Seoul: South Korea aims to expand its budget for trade response measures by 70-fold from this year's budget to 2.1 trillion won (US$1.5 billion) in 2026 to support follow-up measures to its tariff deal with the United States, the government said Friday.
According to Yonhap News Agency, the proposal, approved at a Cabinet meeting held earlier in the day, marks a sharp increase from the 2025 trade response budget of 30 billion won. The budget hike comes after President Lee Jae Myung's administration struck a trade deal with U.S. President Donald Trump's administration last month, lowering U.S. reciprocal tariffs for South Korea to 15 percent from the initially proposed 25 percent.

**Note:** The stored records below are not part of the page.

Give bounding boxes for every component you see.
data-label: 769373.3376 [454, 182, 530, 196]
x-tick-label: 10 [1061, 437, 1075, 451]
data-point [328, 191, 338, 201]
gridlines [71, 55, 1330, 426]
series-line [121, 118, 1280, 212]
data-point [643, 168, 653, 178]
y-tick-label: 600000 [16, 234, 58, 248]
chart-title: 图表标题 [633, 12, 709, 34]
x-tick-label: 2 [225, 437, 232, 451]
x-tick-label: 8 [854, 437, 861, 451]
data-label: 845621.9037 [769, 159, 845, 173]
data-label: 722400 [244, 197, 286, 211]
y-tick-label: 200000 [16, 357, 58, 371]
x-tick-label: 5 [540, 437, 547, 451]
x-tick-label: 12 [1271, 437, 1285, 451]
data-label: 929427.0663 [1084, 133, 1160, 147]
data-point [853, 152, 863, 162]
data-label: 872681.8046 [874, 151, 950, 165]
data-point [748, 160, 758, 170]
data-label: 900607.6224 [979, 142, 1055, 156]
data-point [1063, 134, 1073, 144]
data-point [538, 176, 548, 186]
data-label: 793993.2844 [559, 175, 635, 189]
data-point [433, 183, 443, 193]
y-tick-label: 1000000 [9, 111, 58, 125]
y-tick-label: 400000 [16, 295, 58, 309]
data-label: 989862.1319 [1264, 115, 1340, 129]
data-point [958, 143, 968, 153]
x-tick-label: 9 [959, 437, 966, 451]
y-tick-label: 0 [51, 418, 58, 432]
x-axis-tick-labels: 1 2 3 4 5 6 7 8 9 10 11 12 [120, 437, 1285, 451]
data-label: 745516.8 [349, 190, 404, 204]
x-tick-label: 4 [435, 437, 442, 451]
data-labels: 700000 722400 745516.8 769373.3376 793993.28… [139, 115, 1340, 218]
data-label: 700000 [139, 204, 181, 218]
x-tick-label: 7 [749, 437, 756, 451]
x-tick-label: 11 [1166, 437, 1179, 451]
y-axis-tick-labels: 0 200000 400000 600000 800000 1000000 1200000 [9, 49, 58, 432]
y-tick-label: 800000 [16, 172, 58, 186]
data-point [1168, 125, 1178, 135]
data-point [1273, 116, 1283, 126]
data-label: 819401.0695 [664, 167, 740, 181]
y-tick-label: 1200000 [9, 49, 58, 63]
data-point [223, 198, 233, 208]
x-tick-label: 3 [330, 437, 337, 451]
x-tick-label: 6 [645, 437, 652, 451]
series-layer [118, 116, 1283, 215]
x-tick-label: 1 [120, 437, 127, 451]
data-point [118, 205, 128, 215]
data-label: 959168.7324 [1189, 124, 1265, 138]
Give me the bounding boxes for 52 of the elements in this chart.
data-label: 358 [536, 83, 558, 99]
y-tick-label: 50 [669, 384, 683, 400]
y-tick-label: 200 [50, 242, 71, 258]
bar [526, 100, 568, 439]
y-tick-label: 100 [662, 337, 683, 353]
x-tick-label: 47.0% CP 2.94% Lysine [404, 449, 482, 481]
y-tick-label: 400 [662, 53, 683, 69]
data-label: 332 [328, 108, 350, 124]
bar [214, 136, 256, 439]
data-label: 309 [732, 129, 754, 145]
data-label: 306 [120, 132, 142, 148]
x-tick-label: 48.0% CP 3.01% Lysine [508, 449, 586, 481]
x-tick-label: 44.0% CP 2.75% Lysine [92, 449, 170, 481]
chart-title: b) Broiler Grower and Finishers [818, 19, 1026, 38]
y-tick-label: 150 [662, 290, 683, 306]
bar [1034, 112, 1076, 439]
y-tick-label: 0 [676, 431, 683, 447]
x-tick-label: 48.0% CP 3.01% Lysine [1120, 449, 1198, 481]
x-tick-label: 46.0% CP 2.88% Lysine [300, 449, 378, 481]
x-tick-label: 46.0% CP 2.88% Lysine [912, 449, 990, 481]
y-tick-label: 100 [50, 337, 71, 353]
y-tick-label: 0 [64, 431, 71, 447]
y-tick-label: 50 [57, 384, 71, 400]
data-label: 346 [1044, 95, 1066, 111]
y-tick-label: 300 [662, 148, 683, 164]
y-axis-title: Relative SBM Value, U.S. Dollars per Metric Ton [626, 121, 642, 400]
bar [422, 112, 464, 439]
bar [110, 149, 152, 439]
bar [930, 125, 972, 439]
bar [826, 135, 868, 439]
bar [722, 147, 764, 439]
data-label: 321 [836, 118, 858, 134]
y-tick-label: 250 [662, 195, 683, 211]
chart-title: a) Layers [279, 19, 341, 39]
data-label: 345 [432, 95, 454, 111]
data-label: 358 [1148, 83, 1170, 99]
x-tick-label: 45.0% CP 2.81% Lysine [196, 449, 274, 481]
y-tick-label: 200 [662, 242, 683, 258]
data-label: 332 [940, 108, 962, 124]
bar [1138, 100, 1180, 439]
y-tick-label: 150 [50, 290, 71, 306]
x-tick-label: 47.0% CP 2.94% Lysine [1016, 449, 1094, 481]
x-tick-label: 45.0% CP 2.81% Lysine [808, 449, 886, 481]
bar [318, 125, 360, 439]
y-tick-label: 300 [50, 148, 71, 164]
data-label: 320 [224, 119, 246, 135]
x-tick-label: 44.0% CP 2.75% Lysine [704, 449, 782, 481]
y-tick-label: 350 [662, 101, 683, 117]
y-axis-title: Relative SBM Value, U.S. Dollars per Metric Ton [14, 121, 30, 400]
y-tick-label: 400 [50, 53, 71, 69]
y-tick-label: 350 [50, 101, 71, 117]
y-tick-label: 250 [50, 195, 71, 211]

In return, Seoul pledged to invest a combined $350 billion in the U.S. for bilateral cooperation in shipbuilding and other advanced industries while agreeing to purchase $100 billion worth of American energy products. Of the proposed 2.1 trillion won, the Lee administration earmarked 1.9 trillion won for financing cooperation projects in the shipbuilding, semiconductor, and other sectors under the trade deal.
Such projects include establishing a Korea-U.S. technology cooperation center for a bilateral shipbuilding partnership and boosting the capabilities of small and medium-sized shipbuilders in the maintenance, repair, and overhaul (MRO) market for U.S. naval vessels. The government also plans to provide emergency export vouchers to companies suffering damage from U.S. tariff measures and risk guarantees worth 200 billion won to small shipbuilders amid export uncertainties.
It also aims to expand the support fund for defense export companies by 10 billion won to 30 billion won next year. Separately, the government proposed a 2.2 trillion-won budget for nurturing new export companies, facilitating exports of consumer goods, and supporting materials and parts companies to stabilize supply chains in strategic industries.
For energy initiatives, the government proposed increasing the budget for energy transition to 4.2 trillion won in 2026 from 2.8 trillion won this year to build RE100 industrial complexes and next-generation power grids. RE100 complexes refer to industrial zones entirely powered by clean energy sources under a global initiative that encourages companies to source 100 percent of their electricity from renewable sources as part of efforts to achieve carbon neutrality.
The government also plans to spend 3.7 trillion won on supporting the private sector's efforts to expand carbon emission reduction facilities and establishing a new subsidy program for replacing internal combustion cars with electric vehicles (EVs).